Bearing witness to the witnesses

It was a week for news. The AWACS sale commanded front-page headlines, along with the World Series. There were the usual feature stories about Hallowe'en. Lady Diana had captured the hearts of Wales. A new line from Calvin Klein required description, and a $50,000 prize was being offered for the best new orchid hybrid.

No wonder the gathering of Holocaust survivors and their liberators at the State Department received scant attention. Even the New York Times buried at the bottom of an inside page its account of the three-day conference of concentration camp prisoners from 13 countries and the Allied soldiers who, by the twist of history, happened to be the ones to free them.

It is always presumed that we need to be reminded of subjects like Hallowe'en and Lady Diana and Calvin Klein, but we do not need to be reminded of the Holocaust. How could we forget?

Yet in explaining ''Why I Write'' the novelist Elie Wiesel, a child of the Holocaust and chairman of the conference, cited ''the fear of forgetting.''

''The fear of forgetting''! How could anybody forget? And yet in a Los Angeles courtroom, just a few weeks before the conference, a judge had to make it legal not to forget. An organization called the Institute for Historical Review denied there was a Holocaust and offered to pay $50,000 to anybody who could prove that gas chambers existed. A Long Beach businessman named Mel Mermelstein, who lost his mother and two sisters at Auschwitz, sued after the Institute deemed his evidence inconclusive. When the case came before the Superior Court of Los Angeles County, Judge Thomas L. Johnson ruled: ''The court does take judicial notice that Jews were gassed to death in Poland at Auschwitz in the summer of 1944.''

And so, officially, the Holocaust is not to be forgotten in certain parts of Southern California. But Wiesel estimates that more than 100 publications in more than a dozen countries have claimed during the past decade that the execution of six million Jews never happened -- the Holocaust is a myth.

As aids to the collective memory, the survivors and the liberators went on videotape with their recollections. These testimonies will be placed in the archives of a Holocaust museum, to be erected on the mall in the nation's capital.
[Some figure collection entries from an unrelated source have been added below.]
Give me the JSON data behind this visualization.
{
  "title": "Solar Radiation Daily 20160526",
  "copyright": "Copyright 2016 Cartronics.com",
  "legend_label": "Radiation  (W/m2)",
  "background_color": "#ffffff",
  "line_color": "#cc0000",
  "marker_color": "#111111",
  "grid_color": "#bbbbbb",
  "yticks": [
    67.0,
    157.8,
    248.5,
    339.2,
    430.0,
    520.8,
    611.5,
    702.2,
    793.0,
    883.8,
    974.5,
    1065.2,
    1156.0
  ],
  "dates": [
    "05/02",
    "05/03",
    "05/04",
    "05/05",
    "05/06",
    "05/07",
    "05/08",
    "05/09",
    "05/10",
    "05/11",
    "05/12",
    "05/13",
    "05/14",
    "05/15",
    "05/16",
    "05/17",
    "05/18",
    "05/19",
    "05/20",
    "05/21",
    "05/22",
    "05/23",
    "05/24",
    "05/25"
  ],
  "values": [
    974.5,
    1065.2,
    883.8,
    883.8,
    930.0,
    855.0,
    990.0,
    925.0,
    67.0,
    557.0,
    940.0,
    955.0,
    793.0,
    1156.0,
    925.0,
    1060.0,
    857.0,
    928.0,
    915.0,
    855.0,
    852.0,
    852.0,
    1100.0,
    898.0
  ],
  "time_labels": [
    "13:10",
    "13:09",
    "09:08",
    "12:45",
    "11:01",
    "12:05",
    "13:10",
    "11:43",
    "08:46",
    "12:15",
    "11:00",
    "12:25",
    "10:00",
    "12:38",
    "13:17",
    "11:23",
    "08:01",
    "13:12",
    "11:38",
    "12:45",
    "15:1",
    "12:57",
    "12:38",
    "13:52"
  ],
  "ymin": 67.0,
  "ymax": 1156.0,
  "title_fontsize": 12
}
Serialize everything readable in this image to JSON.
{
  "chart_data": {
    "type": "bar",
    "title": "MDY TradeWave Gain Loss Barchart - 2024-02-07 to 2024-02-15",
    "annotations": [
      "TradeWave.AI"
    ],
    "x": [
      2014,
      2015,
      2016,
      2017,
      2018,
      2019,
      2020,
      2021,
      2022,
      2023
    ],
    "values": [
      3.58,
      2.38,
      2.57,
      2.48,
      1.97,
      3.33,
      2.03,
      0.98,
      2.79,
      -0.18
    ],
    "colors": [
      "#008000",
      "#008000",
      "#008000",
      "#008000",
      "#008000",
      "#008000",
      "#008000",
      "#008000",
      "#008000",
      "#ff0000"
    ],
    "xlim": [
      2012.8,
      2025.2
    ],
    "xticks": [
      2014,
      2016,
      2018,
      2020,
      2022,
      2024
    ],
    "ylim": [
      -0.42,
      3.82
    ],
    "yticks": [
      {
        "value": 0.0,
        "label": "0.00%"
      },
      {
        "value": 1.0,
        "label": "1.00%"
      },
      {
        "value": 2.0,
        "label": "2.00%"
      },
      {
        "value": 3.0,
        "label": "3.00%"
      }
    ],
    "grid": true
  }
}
With such a tangible memorial, can anybody ever forget again? The awful answer is: yes. We have a gift for forgetting. Each day a new set of headlines erase yesterday's, the way a new recording erases the old on a tape.

''Remember me'' -- this is the cry from the heart of a thousand worthy causes , a hundred candidates for election, and a dozen tootpaste ads.

We cannot even remember our own ''me'' - the stranger that was us 10 years ago, with the funny clothes and hairstyle, not to mention the dated ideologies.

Forgetting has become the self-protective technique for surviving perpetual change.

The Holocaust conference made things easy for us by celebrating deliverance rather than captivity. But it would have done no good to bully us with excruciating details. We are experts at going to horror movies and tearing up our impressions with the ticket stub.

Or we can forget by turning everything into an issue, abstracted into neat file folders: Racism, Genocide, etc.

As for the statistics, those are what we store in computers. Let the electronic memory banks of the Los Angeles County Court and the videotapes of the Holocaust museum do the remembering for us.

But, of course, automated remembering is not enough. ''Bearing witness'' -- the phrase was pronounced again and again at the conference. Only human beings can bear witness, for bearing witness is an act of responsibility.

We talk, like losing generals, about ''learning the lessons of history.'' It goes deeper than that. What we really want when we look back at all the nobility and all the cruelty is to be better human beings -- to stop being intermittent builders and intermittent destroyers, intermittent peacemakers and intermittent killers. To remember history is to promise ourselves that. To forget, as Wiesel observed, is to kill twice.